TRUE GRIT review

Featured Critic; St. Louis, MO
TRUE GRIT review
There was a time when Joel and Ethan Coen, so rightfully highly regarded for their original screenplays and films, found their impeccable track record muddied by a brief rash of remakes and story adaptations. While this one-two punch of "Intolerable Cruelty" and "The Ladykillers" did them no favors roughly a decade ago, the triumph of their 2006 Cormac McCarthy adaptation and Oscar winner "No Country for Old Men" seemed to clarify that the primary fault of the former films may've been that they aren't Westerns. (Yes, I'm one of those who consider "No Country..." a Western, if only perhaps a fringe one. Let's go with "neo-western/noir".) Taking any such lesson as that to heart, the Coen brothers are back, this time with an even higher-profile Western adaptation, "True Grit".

Following "No Country", the brothers have managed to parlay their 2006 momentum into what can certainly be viewed as an unprecedented (for them) one-film-per-year hot streak. While the subsequent films, "Burn After Reading" and "A Serious Man" do attract their share of detractors; their artistry and originality cannot be overlooked. But now, perhaps right on cue, the Coen brothers have seen fit to make a right turn into the realm of the familiar, if not exactly the comfortable. Although an adaptation of a novel that has already been filmed once, this latest version of "True Grit" is distinctly their own, and gloriously so. With appropriate doses of humor and quirk interspersed courtesy of Jeff Bridges' raspy portrayal of an alcoholic lawman, and through the handling of "Grit" dialogue that predates this version, "True Grit" 2010 is a uniquely beautiful and poignant picture.

It's the story of an adolescent girl out to bring the man who killed her father to justice. (The killer, Tom Chaney, is played by Josh Brolin.) Early in her quest, young Mattie Ross (Hailee Steinfeld) states that she's looking for a man with "true grit". Someone of proper authority whom she can trust unquestionably to get the job done, no matter where it takes him, without compromise. Oh, and she's tagging along. Enter Rueben "Rooster" Cogburn, an infamous and controversial U.S. Marshal known as much for his penchant for violence as his wretched personal hygiene. (And keep in mind, this being the Old West, we can safely assume the common standards of personal hygiene were not nearly what they are today.)

Jeff Bridges redefines "grizzled" as Rooster Cogburn, a role once immortalized by John Wayne in the 1969 film of the same name. As Cogburn, Bridges growls, limps and spits his way through the film. His decaying take on the character is enough to arouse doubt that Mattie has in fact chosen her man wisely. Sharing that doubt is boisterous Texas Ranger La Boeuf, a role once played by singer Glen Campbell in '69, but now embodied by Matt Damon. Damon as La Boeuf is refreshingly self-effacing, always just on this side of pompous. When La Boeuf joins up as the third wheel on the expedition, sparks fly between he and Cogburn for the duration. One particularly great interlude is an impromptu sharp-shooting contest.

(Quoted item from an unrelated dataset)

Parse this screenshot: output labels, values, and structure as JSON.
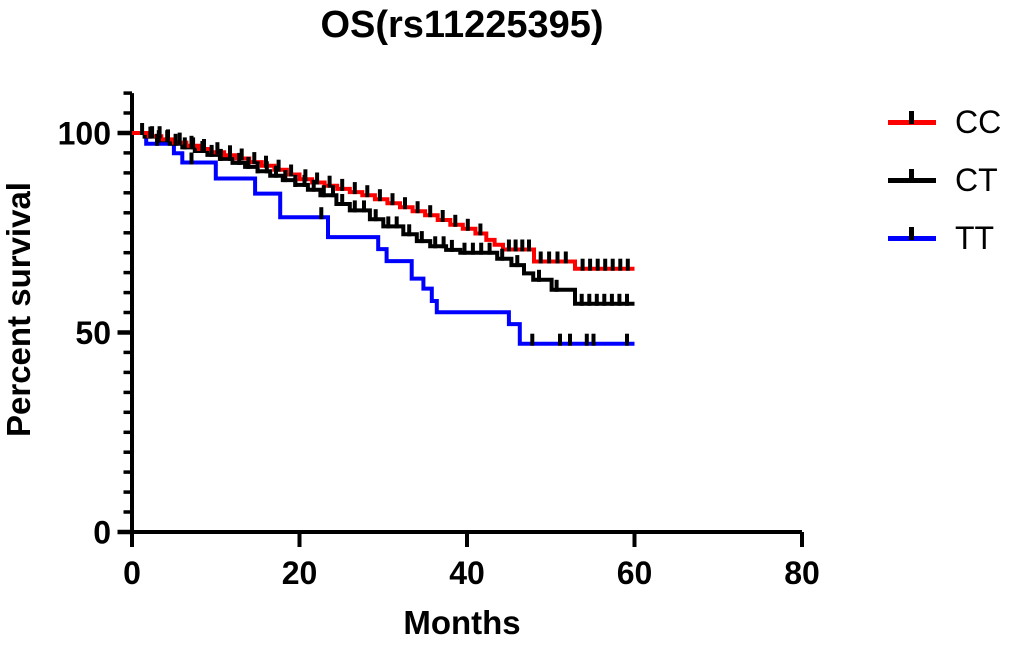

Explaining what makes "True Grit" beautiful is easier than describing what makes it poignant. Roger Deakins cinematography, capturing the rugged natural terrain of the journey, synthesizes with Carter Burwell's moving score (both men Coen veterans) to bring a depth of emotional reality to the proceedings. Few films as of late evoke a time and place as well as this one. Unlike the classic westerns of John Ford, where landscape took on a character all its own, this experience all about terrain. The rustic beauty of it all, when taken in the context of a little girl's hunt for her father's killer, stirs a dichotomy appropriate to the source material. The best work of Joel and Ethan Coen succeed ultimately at a guttural, filmic level that transcends words. Here, they have elevated an already superb story to that level.

If you are a fan of the 1969 Henry Hathaway version of "True Grit", know that there are many similarities, but that they are two distinctly different experiences. Both are worthwhile (the 2010 version is a rare example of a welcome remake of a good film - although it should be pointed out that the Coens' intention, it is said, was to adapt the Charles Portis novel, sidestepping the Hathaway film), but the edge goes to the new version. John Wayne will always be the more immortal cinematic version of Rooster Cogburn, (even if Bridges is the more authentic,) but truth be told, the hokey music of the original (even by 1969 standards) could be an understandable deal breaker for modern viewers. Tonally, films strike proper chords, it's just the new one that hits that target more often, and it does so with the touch of timeless auteurism. Welcome to the old west, Joel and Ethan.